Monday, April 9, 2012

Engineering Economics and Industrial Engineering

Engineering economics is economic analysis of engineering alternatives to select the most economic technical solution to the problem at hand. It is a subject of relevance to all engineering streams and all engineers have to use this subject to come out with economic technical solutions. Industrial engineering is also an engineering discipline and hence one can imagine that they are also taught engineering economics like other engineers. But industrial engineering has a special responsibility among engineering disciplines. Industrial engineering consists of human effort engineering and system efficiency engineering. It is the responsibility of industrial engineering department to champion efficiency in organizations.

Hence, industrial engineers have to ensure that proper engineering economic analysis is being carried out in various departments of their organization. This activity can be carried out by IE departments under the name "Engineering Economic Appraisal". Engineering economic appraisal is both engineering appraisal and economic appraisal. Engineering appraisal has to ensure that various engineering alternatives were developed as possibles solutions to the problem and economic appraisal has to ensure that appropriate economic analysis was carried and the right decision is taken.

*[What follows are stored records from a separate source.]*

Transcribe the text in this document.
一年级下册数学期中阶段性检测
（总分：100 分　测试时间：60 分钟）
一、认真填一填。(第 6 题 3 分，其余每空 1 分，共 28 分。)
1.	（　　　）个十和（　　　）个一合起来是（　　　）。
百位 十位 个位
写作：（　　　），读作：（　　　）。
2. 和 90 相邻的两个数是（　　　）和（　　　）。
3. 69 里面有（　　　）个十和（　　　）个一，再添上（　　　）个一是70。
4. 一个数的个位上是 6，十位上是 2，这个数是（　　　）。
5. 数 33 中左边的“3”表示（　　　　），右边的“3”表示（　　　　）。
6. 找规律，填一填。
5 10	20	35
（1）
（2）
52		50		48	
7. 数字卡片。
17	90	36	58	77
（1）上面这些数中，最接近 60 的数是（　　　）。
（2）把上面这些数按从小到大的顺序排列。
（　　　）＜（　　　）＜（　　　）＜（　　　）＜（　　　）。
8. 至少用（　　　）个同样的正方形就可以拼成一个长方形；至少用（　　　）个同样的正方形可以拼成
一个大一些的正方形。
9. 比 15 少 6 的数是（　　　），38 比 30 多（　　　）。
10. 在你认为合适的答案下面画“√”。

Economic efficiency and engineering efficiency or technical efficiency may not go together. Advanced or automatic equipment and economic efficiency may not go together. Hence there is a need to evaluate alternative processes and equipment to arrive at optimal selections to individual equipment decisions as well as system decision. Industrial engineering departments have to take that responsibility. Engineering economics courses taught in industrial engineering programs have to bring out this role of IEs in organizations. The engineering economic appraisal can be done by the engineering department managers themselves for individual items or small systems. But for complex systems, the formal involvement of IE department is required as a formal appraisal process. For very complex systems, there can be concurrent appraisal also.